Seventy-five years ago, on the sixth of June, 1944, U.S. President Franklin D. Roosevelt addressed Americans by radio. He spoke of “a mighty endeavor.” D-Day, we call it today — when U.S., British, Canadian and Free French forces launched the western front against Hitler’s forces in Europe and contributed to Nazi Germany’s final defeat 11 months later.
“Hundreds of thousands of young Americans and Free French sacrificed together to save civilization in its hour of greatest need,” said President Trump during French President Emmanuel Macron’s April 2018 Washington visit.
As Allied troops scaled the Pointe du Hoc cliffs, Roosevelt told his listeners they fought for “a peace that will let all of men live in freedom.”

D-Day helped forge a trans-Atlantic bond that continues to ensure the freedom of millions. Secretary of State Mike Pompeo has called it “a strong and enduring partnership born out of shared history, values, and decades of cooperation.”
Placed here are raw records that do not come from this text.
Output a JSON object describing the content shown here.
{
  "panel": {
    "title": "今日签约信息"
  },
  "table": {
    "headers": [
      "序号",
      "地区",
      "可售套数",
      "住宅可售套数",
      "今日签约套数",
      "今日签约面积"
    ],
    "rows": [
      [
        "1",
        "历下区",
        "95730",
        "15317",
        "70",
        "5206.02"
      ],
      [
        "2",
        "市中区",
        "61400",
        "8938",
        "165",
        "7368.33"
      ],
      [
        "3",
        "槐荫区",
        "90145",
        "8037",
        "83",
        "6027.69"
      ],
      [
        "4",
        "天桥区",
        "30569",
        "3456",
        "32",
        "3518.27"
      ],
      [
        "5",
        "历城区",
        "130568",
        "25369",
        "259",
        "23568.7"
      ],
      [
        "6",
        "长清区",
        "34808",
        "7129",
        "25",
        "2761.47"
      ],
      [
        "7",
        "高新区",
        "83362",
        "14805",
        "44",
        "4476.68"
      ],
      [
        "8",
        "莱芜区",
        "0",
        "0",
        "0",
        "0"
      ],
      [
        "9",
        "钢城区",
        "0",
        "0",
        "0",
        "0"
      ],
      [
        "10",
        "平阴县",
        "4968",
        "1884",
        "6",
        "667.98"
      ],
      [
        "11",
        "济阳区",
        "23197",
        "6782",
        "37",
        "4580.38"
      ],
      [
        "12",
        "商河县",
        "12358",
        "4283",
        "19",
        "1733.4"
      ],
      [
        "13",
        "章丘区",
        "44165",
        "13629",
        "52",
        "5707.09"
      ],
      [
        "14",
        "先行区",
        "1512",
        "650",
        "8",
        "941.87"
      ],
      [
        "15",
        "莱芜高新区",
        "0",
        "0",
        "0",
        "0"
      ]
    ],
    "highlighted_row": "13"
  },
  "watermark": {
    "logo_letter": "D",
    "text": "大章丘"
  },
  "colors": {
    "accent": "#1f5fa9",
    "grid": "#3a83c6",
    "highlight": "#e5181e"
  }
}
Shared history forges unbreakable bond
World War II devastated Europe. U.S. Secretary of State George C. Marshall said the war dislocated “the entire fabric of European economy.” Speaking at Harvard University in 1947, Marshall called for a U.S. policy that would combat “hunger, poverty, desperation, and chaos.” “Its purpose,” he concluded, “should be the revival of a working economy in the world so as to permit the emergence of political and social conditions in which free institutions can exist.”
This was origin of the Marshall Plan, in which Europeans and Americans worked together to devise a program, financed by $12 billion of U.S. aid, to help rebuild what the war had damaged.
And the results? Today, as Secretary Pompeo has noted, the U.S. and the European Union enjoy “the largest economic relationship anywhere in the world, resulting in millions of jobs on both sides of the Atlantic.”
The trans-Atlantic bond similarly unites the allies in common defense. In 1949, the United States, Canada and 10 European allies formed the North Atlantic Treaty Organization (NATO). Today the now 29 NATO allies collectively stand together. “We promote international security, address shared global challenges, and advance the prosperity of all our citizens,” Pompeo said. “We are a force for peace and democracy in the world.”
75 years
On June 6, President Trump and first lady Melania Trump will observe the 75th anniversary of D-Day at the Normandy American Cemetery in Colleville-sur-Mer with President Macron. The president and first lady will attend an earlier D-Day ceremony with British Queen Elizabeth II in Portsmouth, England, the city from which Americans, British and Canadians staged their surprise attack. An estimated 10,000 Allied forces were killed, wounded or missing in action on D-Day, including 6,603 Americans.

As President Trump told the Allies gathered at Warsaw in 2017, “As long as we know our history, we will know how to build our future. Americans know that a strong alliance of free, sovereign and independent nations is the best defense for our freedoms and for our interests.”
“Our freedom, our civilization, and our survival depend on these bonds of history, culture, and memory.”